Last week the Government slipped out a follow-up document, with the clumsy title Government Response to the Intelligence and Security Committee Report on Iraqi Weapons of Mass Destruction, which was placed with minimal publicity in the Commons Vote Office.

The document makes the startling revelation that the intelligence services had already reported, before the war began, that Iraq's ballistic missiles had probably been dismantled, and that the presence of UN weapons inspectors in Iraq was making it difficult for Iraq to threaten anyone with weapons of mass destruction.

The document added: "The JIC assessments produced in October and December 2002 and again in March 2003 reflected this point. In December 2002, the JIC specifically pointed out that Iraq's ability to use chemical and biological weapons (CBW) might be constrained by the difficulty of producing more whil. UN inspectors were present.

"In March 2003, [the JIC] stated that intelligence on the timing of when Iraq might use CBW was inconsistent and that the intelligence on the deployment was sparse.

"Intelligence indicating that chemical weapons remained disassembled and that Saddam had not yet ordered their assembly was highlighted.

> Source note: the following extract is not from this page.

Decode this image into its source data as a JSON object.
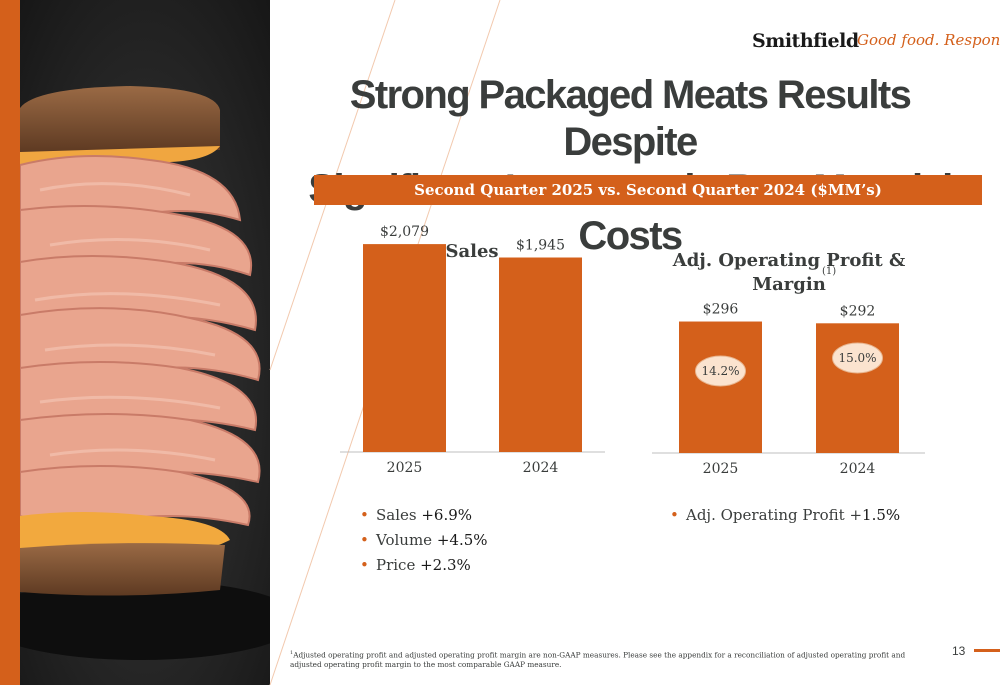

The JIC also pointed out the intelligence suggested that the 750km-range Al Hussein ballistic missiles remained disassembled and that it would take several days to assemble them once orders to do so had been issued."

The Liberal Democrat leader, Charles Kennedy, has defended his party's decision to boycott the Butler committee, saying that it "allows the wrong questions to distract attention from the real issues."

Writing in today's edition of The Independent on Sunday, he said: "What the Prime Minister has really done this week is to tell us to take it or leave it.

Forget inquiries - the people will be his judge."

Peter Hain, the Leader of the House, admitted last night that Mr Blair was no longer "unassailable". After seven years in power, he said, Labour had "hit our first very seriously choppy waters."

* Tony Blair has written to the widow of Dr David Kelly offering a private meeting, according to her lawyers. Janice Kelly declines to say whether she intends to accept his invitation.